‘Pokémon Super Mystery Dungeon’ is less mystery, more mundane

Used+with+permission+under+fair+use.

Used with permission under fair use.

Built around the concept of navigating through randomly-generated mazes and strategy-oriented battle, the latest game in the Mystery Dungeon spinoff series is teeming with color and character, but its repetitiveness and bland gameplay makes for a rather unengaging title.

Beginning from the releases of Pokémon Mystery Dungeon: Blue Rescue Team and Pokémon Mystery Dungeon: Red Rescue Team for the Gameboy Advance, numerous sequels have since been moderate in popularity.

Just like its predecessors, Pokémon Super Mystery Dungeon features a human-turned-Pokémon protagonist with memory loss, who soon grows accustomed to the world around them by completing missions in secret dungeons.

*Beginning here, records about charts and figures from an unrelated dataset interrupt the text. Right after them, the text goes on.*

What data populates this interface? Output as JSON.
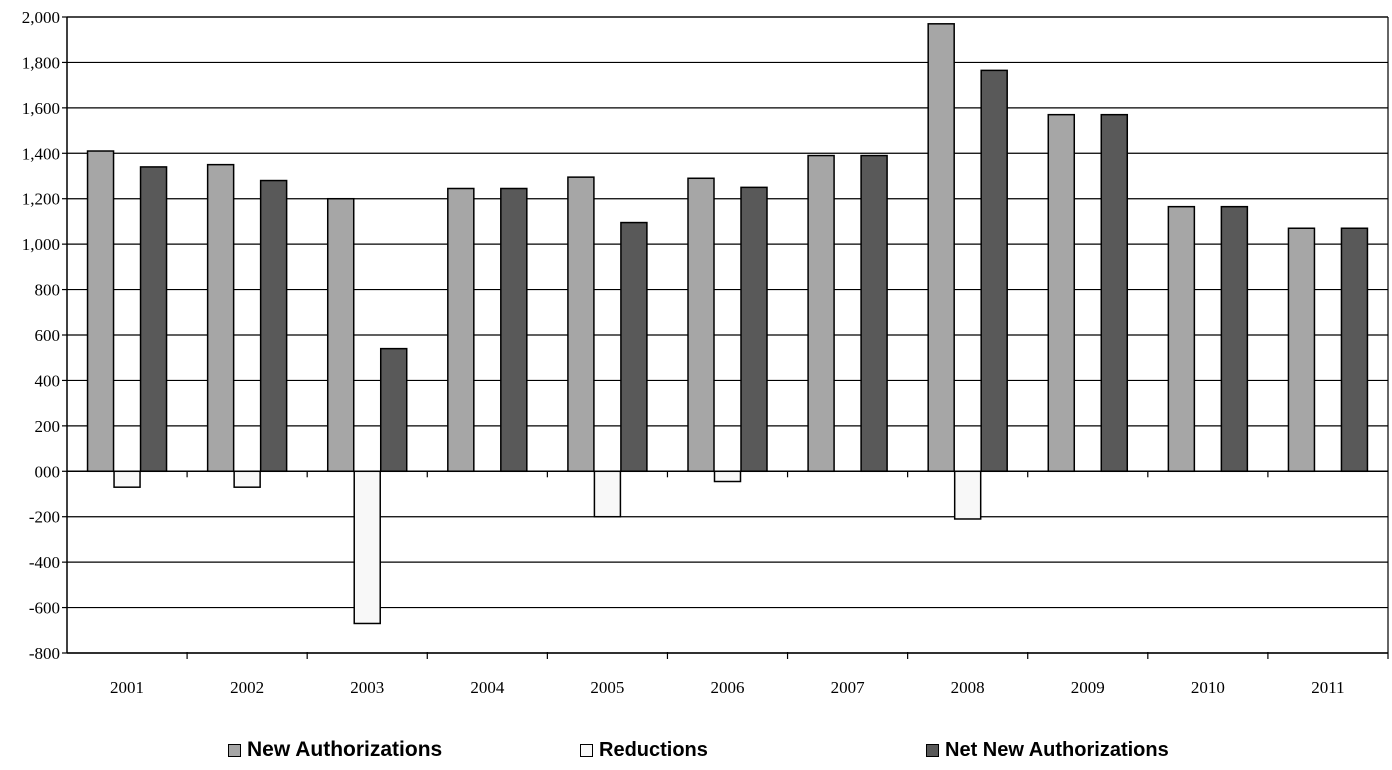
{
  "chart_data": {
    "type": "bar",
    "title": "",
    "xlabel": "",
    "ylabel": "",
    "categories": [
      "2001",
      "2002",
      "2003",
      "2004",
      "2005",
      "2006",
      "2007",
      "2008",
      "2009",
      "2010",
      "2011"
    ],
    "series": [
      {
        "name": "New Authorizations",
        "color": "#a6a6a6",
        "values": [
          1410,
          1350,
          1200,
          1245,
          1295,
          1290,
          1390,
          1970,
          1570,
          1165,
          1070
        ]
      },
      {
        "name": "Reductions",
        "color": "#f8f8f8",
        "values": [
          -70,
          -70,
          -670,
          0,
          -200,
          -45,
          0,
          -210,
          0,
          0,
          0
        ]
      },
      {
        "name": "Net New Authorizations",
        "color": "#595959",
        "values": [
          1340,
          1280,
          540,
          1245,
          1095,
          1250,
          1390,
          1765,
          1570,
          1165,
          1070
        ]
      }
    ],
    "ylim": [
      -800,
      2000
    ],
    "yticks": [
      -800,
      -600,
      -400,
      -200,
      0,
      200,
      400,
      600,
      800,
      1000,
      1200,
      1400,
      1600,
      1800,
      2000
    ],
    "ytick_labels": [
      "-800",
      "-600",
      "-400",
      "-200",
      "000",
      "200",
      "400",
      "600",
      "800",
      "1,000",
      "1,200",
      "1,400",
      "1,600",
      "1,800",
      "2,000"
    ],
    "grid": true,
    "legend_position": "bottom"
  }
}
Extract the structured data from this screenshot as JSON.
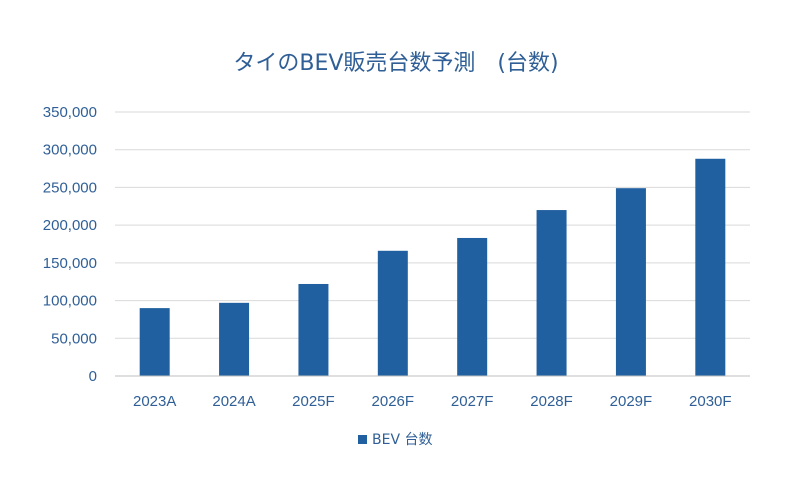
{
  "chart_data": {
    "type": "bar",
    "title": "タイのBEV販売台数予測　(台数)",
    "xlabel": "",
    "ylabel": "",
    "categories": [
      "2023A",
      "2024A",
      "2025F",
      "2026F",
      "2027F",
      "2028F",
      "2029F",
      "2030F"
    ],
    "series": [
      {
        "name": "BEV 台数",
        "values": [
          90000,
          97000,
          122000,
          166000,
          183000,
          220000,
          249000,
          288000
        ]
      }
    ],
    "ylim": [
      0,
      350000
    ],
    "yticks": [
      "0",
      "50,000",
      "100,000",
      "150,000",
      "200,000",
      "250,000",
      "300,000",
      "350,000"
    ],
    "grid": true,
    "legend": "bottom",
    "colors": {
      "bar": "#2160a0",
      "text": "#2f5f96"
    }
  }
}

Although this has grown to be a classic component of the series, it starts the game off with an already-familiar, somewhat stale feeling rather than a fresh and unprecedented beginning. Instead of bringing back the nostalgia of its previous titles, the game repeats [ rather than reminisces ] the ever-old storyline too familiar to most players.

In an alternate reality where Pokémon form distinguished societies, it’s interesting to see the personalities and traits given to the different creatures. [ For a change, they finally know how to say something other than their own names. ] Remember that really, really annoying kid that always pestered everyone in class? Well, Pokémon Super Mystery Dungeon ensures that the player comes face-to-face with them in Pokémon form, since they’re your expedition partner that you’re bound to forever! And how about that one juvenile bully and his trusty sidekick? Yep, they’re here too, and the player is forced to deal with them and their trivial pursuits in shoving another poor Pokémon around. [In their defense: there’s something just a little off about a lavender blob of jelly whose peers are all animalistic creatures.] Even though it’s nothing new to see potentially-diverse characteristics amongst this alternate reality, the game incorporates stale clichés with character developments that are nothing more than stereotypical.

For a franchise that’s been overwhelmingly popular amongst a variety of age groups, I feel like the initial themes of school and even being cared for by an adult is something new to Pokémon. I mean, if my mom sent me off to journey around the world with a backpack, bike, and only one set of clothes at age 10, exactly why do I need to be put in school now? While interacting with other characters in this environment relates to a younger audience, the classroom clichés and nurturing vibe of the game is a notion that can be difficult for older players to grasp. Embarking on an independent adventure is one of the major themes of the main series games, so placing the player in such a controlled environment feels like a binding restriction.

Additionally, the initial chapters of the story are overly plot-heavy, and the lack of anything particularly new or different from the previous Mystery Dungeon games left me spamming the B button to skip through masses of lines of text I could easily recite from memory. And right when the repetitions are finished and I finally thought I could play the game, I was presented with the battle system. Equally boring as minimal in graphics, every Pokémon you encounter in a dungeon lashes out at you. You’re then locked into an exchange of hits, which can seem endless and void of progression. Whether an enemy’s HP bar is steadily diminishing or barely budging – you’ll never know. Because it’s invisible.

Pokémon Super Mystery Dungeon features more visually-appealing color and glitz than ever, but the absence of anything refreshing and new leaves more to be desired.